Barack Obama packed them in at the keynote session on Saturday night (“Wow, that’s a lot of librarians!” was the first thing he said as he looked out over all 10,000 of us). If he hadn’t already won me over, he’d have done so when he remarked, during the Q&A, that he’d always learned more from fiction than from nonfiction, because fiction
shows us how to empathize, and “we have an empathy deficit right now.” (Has he been reading my posts on literature and empathy?)
Saturday’s panel on Cataloguing Cultural Objects was excellent, and I’m not just saying that because one of my UVa colleagues (Ann Whiteside, Director of the Fine Arts Library) was on it. Some really interesting points about the philosophy and the practice of cataloging things that aren’t in book format, including installation art, buildings, archaeological discoveries, and the kinds of objects that fall into the vague category of “decorative arts.” I was also very interested in the discussions of what constitutes “aboutness” for images. And it was totally cool to hear about both MARC and Erwin Panofsky on the same panel. (The fact that I got all excited over a panel on cataloging and metadata is, I think, indicative of my ongoing transition to librarian-ness.) The other highlight of Saturday was the panel on the impact of EEBO and ECCO on scholarship, which featured both scholars and librarians; lots of food for thought there, which I think I’ll cover in a separate post.

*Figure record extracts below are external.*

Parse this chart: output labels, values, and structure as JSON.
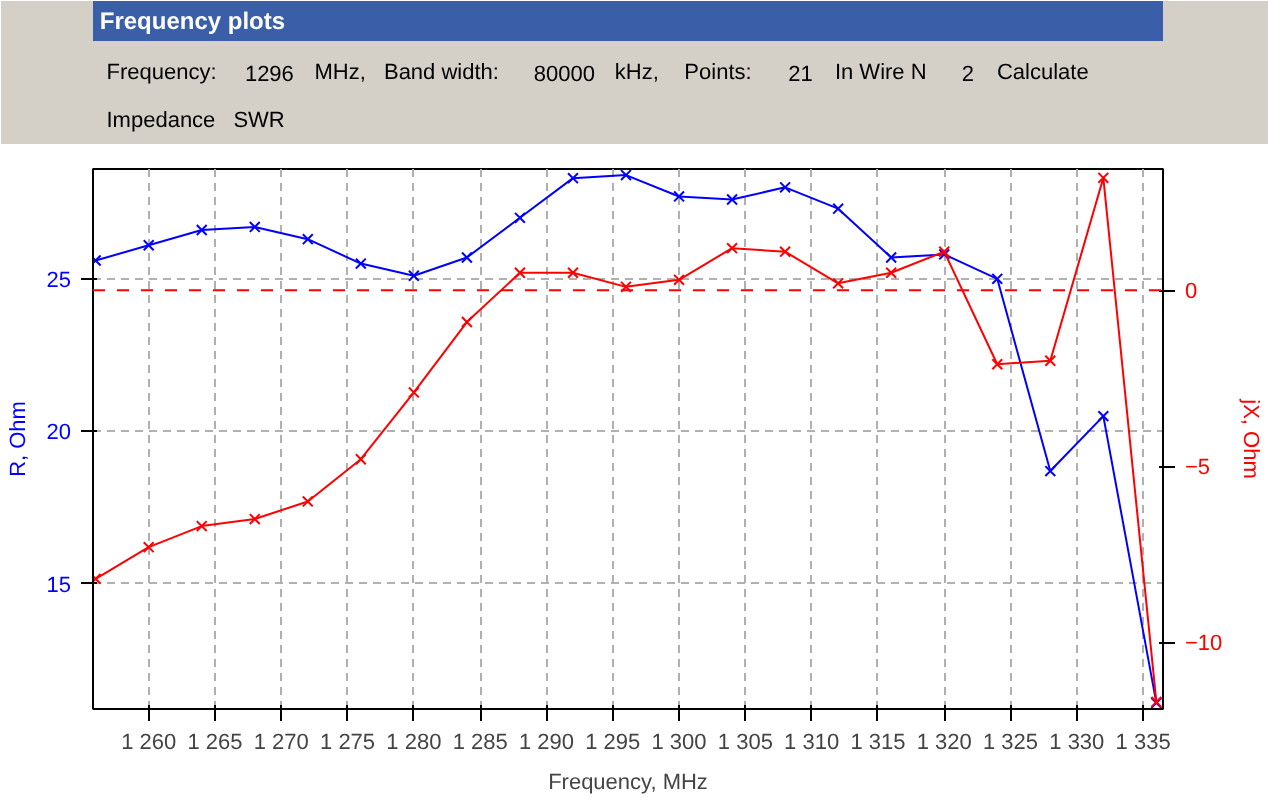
{
  "chart_data": {
    "type": "line",
    "title": "Frequency plots",
    "annotations": [
      "Frequency:",
      "1296",
      "MHz,",
      "Band width:",
      "80000",
      "kHz,",
      "Points:",
      "21",
      "In Wire N",
      "2",
      "Calculate",
      "Impedance",
      "SWR"
    ],
    "xlabel": "Frequency, MHz",
    "ylabel": "R, Ohm",
    "y2label": "jX, Ohm",
    "x": [
      1256,
      1260,
      1264,
      1268,
      1272,
      1276,
      1280,
      1284,
      1288,
      1292,
      1296,
      1300,
      1304,
      1308,
      1312,
      1316,
      1320,
      1324,
      1328,
      1332,
      1336
    ],
    "series": [
      {
        "color": "#0000ff",
        "values": [
          25.6,
          26.1,
          26.6,
          26.7,
          26.3,
          25.5,
          25.1,
          25.7,
          27.0,
          28.3,
          28.4,
          27.7,
          27.6,
          28.0,
          27.3,
          25.7,
          25.8,
          25.0,
          18.7,
          20.5,
          11.1
        ]
      },
      {
        "color": "#ff0000",
        "axis": "y2",
        "values": [
          -8.2,
          -7.3,
          -6.7,
          -6.5,
          -6.0,
          -4.8,
          -2.9,
          -0.9,
          0.5,
          0.5,
          0.1,
          0.3,
          1.2,
          1.1,
          0.2,
          0.5,
          1.1,
          -2.1,
          -2.0,
          3.2,
          -11.7
        ]
      }
    ],
    "xlim": [
      1255.8,
      1336.5
    ],
    "xticks": [
      {
        "value": 1260,
        "label": "1 260"
      },
      {
        "value": 1265,
        "label": "1 265"
      },
      {
        "value": 1270,
        "label": "1 270"
      },
      {
        "value": 1275,
        "label": "1 275"
      },
      {
        "value": 1280,
        "label": "1 280"
      },
      {
        "value": 1285,
        "label": "1 285"
      },
      {
        "value": 1290,
        "label": "1 290"
      },
      {
        "value": 1295,
        "label": "1 295"
      },
      {
        "value": 1300,
        "label": "1 300"
      },
      {
        "value": 1305,
        "label": "1 305"
      },
      {
        "value": 1310,
        "label": "1 310"
      },
      {
        "value": 1315,
        "label": "1 315"
      },
      {
        "value": 1320,
        "label": "1 320"
      },
      {
        "value": 1325,
        "label": "1 325"
      },
      {
        "value": 1330,
        "label": "1 330"
      },
      {
        "value": 1335,
        "label": "1 335"
      }
    ],
    "ylim": [
      10.9,
      28.6
    ],
    "yticks": [
      15,
      20,
      25
    ],
    "y2lim": [
      -11.9,
      3.45
    ],
    "y2ticks": [
      -10,
      -5,
      0
    ],
    "ref_lines": [
      {
        "axis": "y2",
        "value": 0,
        "color": "#ff0000",
        "line_style": "dashed"
      }
    ],
    "grid": true,
    "marker": "cross",
    "line_style": "solid"
  }
}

I spent Sunday going to Literature in English Section meetings, and on Monday I attended the “Digitizing Medieval Manuscripts” panel (I love how medievalists are some of the biggest e-text geeks around), then hit the exhibit hall before getting on the El to O’Hare. LES-folk are absolutely lovely. Next time I’ll make it to the blogger salon.
It was strange, but good, to be back in Chicago, where I spent my undergraduate years. I went down to Hyde Park to have lunch with a former mentor from those days, and felt like I was about to collide with my younger self at every street corner. Powell’s Used Books on 57th Street hasn’t changed a bit. The Medici still serves eggs scrambled with the frother of its espresso machine. The view from the upper deck of the Metra train is still the same (though the stations
have been spiffed up since I lived there, I think). The Michigan Avenue office building where I had my first serious
college-intern job is still there, though I didn’t go in. The view of the river from Michigan Avenue still makes me happy. I wish I’d gotten a chance to go to the Art Institute and see my favorite paintings again, but I’ll be back again.
And now when I sit at my office computer I can look at a lovely Casalini Libri poster with a view of Fiesole in front of me, and a gloriously lurid NYRB Editions poster of Edward Gorey’s book jacket for The War of the Worlds behind me. Full swag report to follow.
Unfortunately the Medici has changed their ice creams, so their shakes, which used to be the favorite part of my meals there, have become seriously blah.
Bane, you’re near the Med? Small world!